Q[0] = [0.5, 0.3] (image patch query)
Q[1] = [0.2, 0.8] (text word "cat" query)
Q[2] = [0.7, 0.1] (text word "sat" query)
K[0] = [0.6, 0.4]
K[1] = [0.3, 0.9]
K[2] = [0.5, 0.2]
V[0] = [1.0, 0.0]
V[1] = [0.0, 1.0]
V[2] = [0.5, 0.5]
Compute attention for token 0 (image patch):
scores[0, 0] = Q[0] · K[0] / √2 = (0.5×0.6 + 0.3×0.4) / √2 = 0.42 / 1.414 ≈ 0.297
scores[0, 1] = Q[0] · K[1] / √2 = (0.5×0.3 + 0.3×0.9) / √2 = 0.42 / 1.414 ≈ 0.297
scores[0, 2] = Q[0] · K[2] / √2 = (0.5×0.5 + 0.3×0.2) / √2 = 0.31 / 1.414 ≈ 0.219
Softmax:
exp(0.297) ≈ 1.345
exp(0.297) ≈ 1.345
exp(0.219) ≈ 1.245
Sum = 3.935
attn_weights[0, :] = [1.345/3.935, 1.345/3.935, 1.245/3.935]
≈ [0.342, 0.342, 0.316]
These sum to 1.0 (normalized).
Output:
attn_output[0] = 0.342 × V[0] + 0.342 × V[1] + 0.316 × V[2]
= 0.342 × [1, 0] + 0.342 × [0, 1] + 0.316 × [0.5, 0.5]
= [0.342, 0] + [0, 0.342] + [0.158, 0.158]
= [0.5, 0.5]
Key insight: The image patch (token 0) has learned to blend information from all three tokens based on how similar its query is to their keys. The weights (0.342, 0.342, 0.316) show it attends roughly equally to the image and first text word, slightly less to the second text word.
Part 6: Multi-Head Attention
In practice, Gemini uses multiple “heads” (typically 32 or 64) that attend independently:
For each head h:
attn_h = Attention(Q_h, K_h, V_h)
Multi-head output = Concat(attn_0, attn_1, ..., attn_31) @ W_o
Where W_o ∈ ℝ^(d_model × d_model) recombines the heads.
This allows different heads to focus on different types of relationships:
- Some heads might focus on spatial structure (for image patches)
- Others on semantic meaning (for text tokens)
- Others on cross-modal alignments
Part 7: Feed-Forward Network
After attention, each token passes through a dense network:
FFN(x) = W_2 @ ReLU(W_1 @ x + b_1) + b_2
W_1 ∈ ℝ^(d_ff × d_model) (typically d_ff = 4 × d_model)
W_2 ∈ ℝ^(d_model × d_ff)
For d_model = 2048:
W_1 ∈ ℝ^(8192 × 2048)
W_2 ∈ ℝ^(2048 × 8192)
This is applied independently to each token, allowing it to learn non-linear transformations.

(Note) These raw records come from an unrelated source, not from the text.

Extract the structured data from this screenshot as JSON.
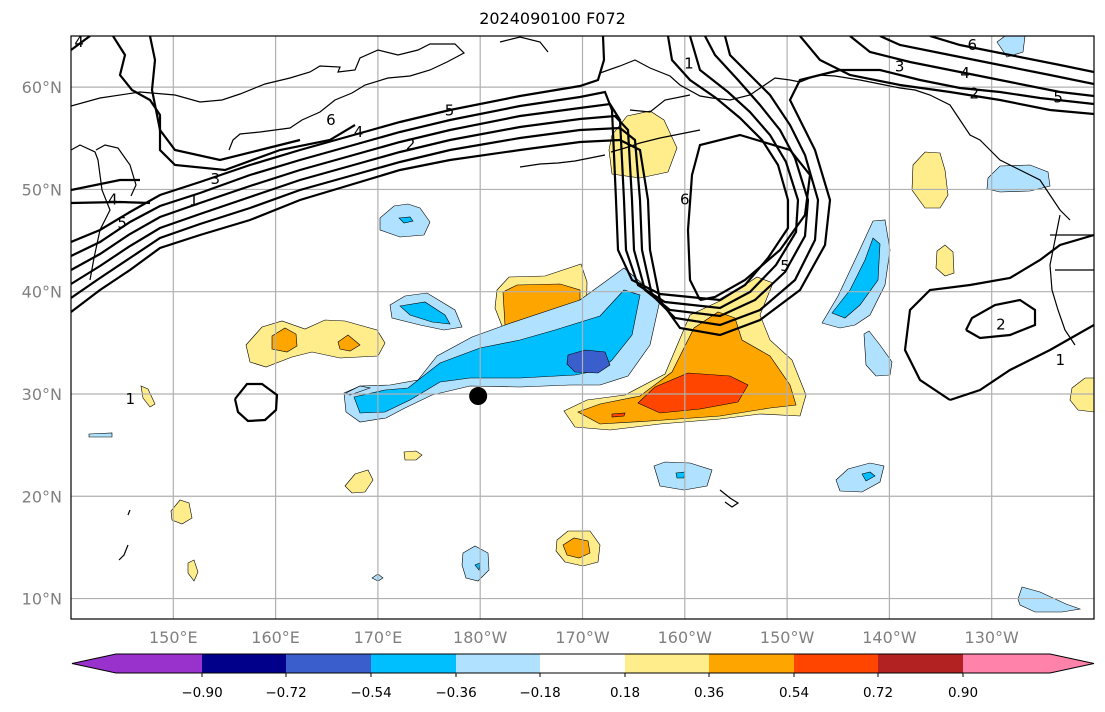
{
  "title": "2024090100 F072",
  "map": {
    "lon_range": [
      140,
      240
    ],
    "lat_range": [
      8,
      65
    ],
    "lon_ticks": [
      {
        "lon": 150,
        "label": "150°E"
      },
      {
        "lon": 160,
        "label": "160°E"
      },
      {
        "lon": 170,
        "label": "170°E"
      },
      {
        "lon": 180,
        "label": "180°W"
      },
      {
        "lon": 190,
        "label": "170°W"
      },
      {
        "lon": 200,
        "label": "160°W"
      },
      {
        "lon": 210,
        "label": "150°W"
      },
      {
        "lon": 220,
        "label": "140°W"
      },
      {
        "lon": 230,
        "label": "130°W"
      }
    ],
    "lat_ticks": [
      {
        "lat": 60,
        "label": "60°N"
      },
      {
        "lat": 50,
        "label": "50°N"
      },
      {
        "lat": 40,
        "label": "40°N"
      },
      {
        "lat": 30,
        "label": "30°N"
      },
      {
        "lat": 20,
        "label": "20°N"
      },
      {
        "lat": 10,
        "label": "10°N"
      }
    ],
    "marker": {
      "lon": 179.8,
      "lat": 29.8,
      "color": "#000000"
    },
    "contour_labels": [
      {
        "text": "4",
        "lon": 140.8,
        "lat": 64.4
      },
      {
        "text": "4",
        "lon": 144.1,
        "lat": 49.0
      },
      {
        "text": "5",
        "lon": 145.0,
        "lat": 46.7
      },
      {
        "text": "1",
        "lon": 152.0,
        "lat": 48.9
      },
      {
        "text": "3",
        "lon": 154.1,
        "lat": 51.0
      },
      {
        "text": "6",
        "lon": 165.4,
        "lat": 56.8
      },
      {
        "text": "4",
        "lon": 168.1,
        "lat": 55.6
      },
      {
        "text": "2",
        "lon": 173.2,
        "lat": 54.4
      },
      {
        "text": "5",
        "lon": 177.0,
        "lat": 57.7
      },
      {
        "text": "1",
        "lon": 200.4,
        "lat": 62.3
      },
      {
        "text": "3",
        "lon": 221.0,
        "lat": 62.0
      },
      {
        "text": "6",
        "lon": 228.1,
        "lat": 64.1
      },
      {
        "text": "4",
        "lon": 227.4,
        "lat": 61.4
      },
      {
        "text": "2",
        "lon": 228.3,
        "lat": 59.4
      },
      {
        "text": "5",
        "lon": 236.5,
        "lat": 59.0
      },
      {
        "text": "6",
        "lon": 200.0,
        "lat": 49.0
      },
      {
        "text": "5",
        "lon": 209.8,
        "lat": 42.5
      },
      {
        "text": "2",
        "lon": 230.9,
        "lat": 36.8
      },
      {
        "text": "1",
        "lon": 236.7,
        "lat": 33.3
      },
      {
        "text": "1",
        "lon": 145.8,
        "lat": 29.5
      }
    ]
  },
  "colorbar": {
    "levels": [
      "−0.90",
      "−0.72",
      "−0.54",
      "−0.36",
      "−0.18",
      "0.18",
      "0.36",
      "0.54",
      "0.72",
      "0.90"
    ],
    "colors": [
      "#9932cc",
      "#00008b",
      "#3a5fcd",
      "#00bfff",
      "#b0e2ff",
      "#ffffff",
      "#ffec8b",
      "#ffa500",
      "#ff4500",
      "#b22222",
      "#ff82ab"
    ]
  }
}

Summary: The Full Pipeline
Image 224×224 Text "The cat sat"
↓ ↓
256 patches 6 tokens
(14×14 pixels each) (SentencePiece)
↓ ↓
└─→ Project to d_model=2048 ←─┘
↓
262 embeddings (256 + 6)
↓
Add positional encoding
↓
Transformer Layer N times:
├─ Multi-head attention (image ↔ image, image ↔ text, text ↔ text)
└─ Feed-forward network
↓
Output embeddings
↓
Task head (language, image generation, etc.)
↓
Logits → Softmax → Predictions
The beauty: No special handling for different modalities. The Transformer treats image patches and text tokens identically, allowing natural cross-modal reasoning.